Talvez isso seja melhor ilustrado pela ligação de nucleotídeos, que nunca foi observada em outros organismos até o momento. O fato de resíduos de ligação a nucleotídeos estarem presentes em microsporídios típicos, mas não em outros eucariotos, sugere que os sítios de ligação a nucleotídeos não são apenas relíquias à espera de desaparecer, ou o local final para o rRNA ser restaurado à forma de nucleotídeos individuais. Em vez disso, esse sítio parece ser uma característica útil que pode ter evoluído ao longo de várias rodadas de seleção positiva. Os sítios de ligação a nucleotídeos podem ser um subproduto da seleção natural: uma vez que o ES39L é degradado, os microsporídios são forçados a buscar compensação para restaurar a biogênese ribossômica ideal na ausência do ES39L. Como esse nucleotídeo pode mimetizar os contatos moleculares do nucleotídeo A3186 no ES39L, a molécula de nucleotídeo torna-se um bloco de construção do ribossomo, cuja ligação é ainda mais aprimorada pela mutação da sequência eL30.

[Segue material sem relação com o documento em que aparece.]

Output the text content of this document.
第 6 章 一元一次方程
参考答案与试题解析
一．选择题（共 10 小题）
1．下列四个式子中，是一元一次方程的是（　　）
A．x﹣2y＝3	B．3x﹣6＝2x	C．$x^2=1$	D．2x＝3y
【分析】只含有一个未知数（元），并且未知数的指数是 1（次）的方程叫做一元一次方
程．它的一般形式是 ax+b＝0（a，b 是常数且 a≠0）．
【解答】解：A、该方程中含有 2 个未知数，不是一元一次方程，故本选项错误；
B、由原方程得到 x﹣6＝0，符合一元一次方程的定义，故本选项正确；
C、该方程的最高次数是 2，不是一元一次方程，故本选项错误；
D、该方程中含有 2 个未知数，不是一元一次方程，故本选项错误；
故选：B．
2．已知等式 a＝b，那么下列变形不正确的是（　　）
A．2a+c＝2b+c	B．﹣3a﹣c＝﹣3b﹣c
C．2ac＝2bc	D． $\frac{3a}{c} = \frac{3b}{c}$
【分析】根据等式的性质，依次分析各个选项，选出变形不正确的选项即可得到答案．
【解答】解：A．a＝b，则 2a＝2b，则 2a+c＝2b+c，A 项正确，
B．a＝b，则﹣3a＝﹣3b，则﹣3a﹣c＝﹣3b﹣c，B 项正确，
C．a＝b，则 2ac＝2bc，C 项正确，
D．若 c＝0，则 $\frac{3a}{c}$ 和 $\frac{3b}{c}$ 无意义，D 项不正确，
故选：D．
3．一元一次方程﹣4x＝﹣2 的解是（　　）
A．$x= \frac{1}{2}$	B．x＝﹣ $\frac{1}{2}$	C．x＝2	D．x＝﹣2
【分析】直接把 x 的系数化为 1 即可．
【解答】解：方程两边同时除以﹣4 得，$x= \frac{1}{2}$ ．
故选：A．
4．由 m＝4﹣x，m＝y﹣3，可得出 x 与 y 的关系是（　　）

Com relação à evolução molecular de parasitas intracelulares, nosso estudo demonstra que as forças da seleção natural darwiniana e da deriva genética, ou seja, a degradação do genoma, não operam em paralelo, mas oscilam. Primeiramente, a deriva genética elimina características importantes das biomoléculas, tornando a compensação extremamente necessária. Somente quando os parasitas satisfazem essa necessidade por meio da seleção natural darwiniana é que suas macromoléculas têm a chance de desenvolver suas características mais impressionantes e inovadoras. É importante ressaltar que a evolução dos sítios de ligação de nucleotídeos no ribossomo de *E. cuniculi* sugere que esse padrão de perda para ganho na evolução molecular não apenas amortiza mutações deletérias, mas, por vezes, confere funções inteiramente novas às macromoléculas parasitárias.

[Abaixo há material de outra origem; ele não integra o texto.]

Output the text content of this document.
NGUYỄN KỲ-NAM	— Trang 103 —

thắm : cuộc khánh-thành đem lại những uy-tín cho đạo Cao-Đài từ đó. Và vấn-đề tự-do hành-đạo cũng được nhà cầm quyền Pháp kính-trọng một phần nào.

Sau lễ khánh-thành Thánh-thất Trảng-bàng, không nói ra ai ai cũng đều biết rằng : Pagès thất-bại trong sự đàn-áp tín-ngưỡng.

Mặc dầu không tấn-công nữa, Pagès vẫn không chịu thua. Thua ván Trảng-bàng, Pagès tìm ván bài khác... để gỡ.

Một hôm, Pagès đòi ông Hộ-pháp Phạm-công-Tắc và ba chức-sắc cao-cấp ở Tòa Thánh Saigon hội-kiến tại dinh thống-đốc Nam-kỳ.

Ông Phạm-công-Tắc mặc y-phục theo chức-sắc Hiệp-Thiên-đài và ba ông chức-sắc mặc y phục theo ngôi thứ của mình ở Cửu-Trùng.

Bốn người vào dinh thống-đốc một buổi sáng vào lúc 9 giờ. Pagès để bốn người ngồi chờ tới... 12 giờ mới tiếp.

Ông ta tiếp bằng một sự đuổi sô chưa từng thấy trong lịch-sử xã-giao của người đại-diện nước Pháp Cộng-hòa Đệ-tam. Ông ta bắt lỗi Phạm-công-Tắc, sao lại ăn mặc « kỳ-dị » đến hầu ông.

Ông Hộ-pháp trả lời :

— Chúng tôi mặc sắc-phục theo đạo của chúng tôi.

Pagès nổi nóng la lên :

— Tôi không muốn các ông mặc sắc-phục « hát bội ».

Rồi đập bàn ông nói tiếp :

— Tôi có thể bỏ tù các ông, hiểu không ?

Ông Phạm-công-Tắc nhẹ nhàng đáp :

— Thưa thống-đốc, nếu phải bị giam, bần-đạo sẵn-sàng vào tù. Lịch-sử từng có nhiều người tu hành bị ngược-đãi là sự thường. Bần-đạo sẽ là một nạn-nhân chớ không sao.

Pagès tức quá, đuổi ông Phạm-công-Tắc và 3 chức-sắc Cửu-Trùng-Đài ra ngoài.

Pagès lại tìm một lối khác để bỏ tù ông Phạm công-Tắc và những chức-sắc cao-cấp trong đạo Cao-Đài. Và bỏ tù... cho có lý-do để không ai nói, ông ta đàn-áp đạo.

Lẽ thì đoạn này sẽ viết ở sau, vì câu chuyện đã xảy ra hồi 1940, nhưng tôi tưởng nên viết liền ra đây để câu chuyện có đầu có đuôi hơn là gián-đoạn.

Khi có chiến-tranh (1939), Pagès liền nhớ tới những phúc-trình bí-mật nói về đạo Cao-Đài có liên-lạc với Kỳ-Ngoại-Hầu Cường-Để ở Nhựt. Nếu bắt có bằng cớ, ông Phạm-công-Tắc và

Essa ideia é consistente com a teoria do equilíbrio móvel de Sewell Wright, que afirma que um sistema rígido de seleção natural limita a capacidade dos organismos de inovar51,52,53. No entanto, se a deriva genética interromper a seleção natural, essas derivações podem produzir mudanças que não são em si adaptativas (ou até mesmo prejudiciais), mas levam a outras mudanças que proporcionam maior aptidão ou nova atividade biológica. Nossa estrutura apoia essa ideia, ilustrando que o mesmo tipo de mutação que reduz o dobramento e a função de uma biomolécula parece ser o principal gatilho para seu aprimoramento. Em consonância com o modelo evolutivo ganha-ganha, nosso estudo mostra que a degradação do genoma, tradicionalmente vista como um processo degenerativo, também é um importante motor de inovação, às vezes e talvez até frequentemente permitindo que macromoléculas adquiram novas atividades parasitárias.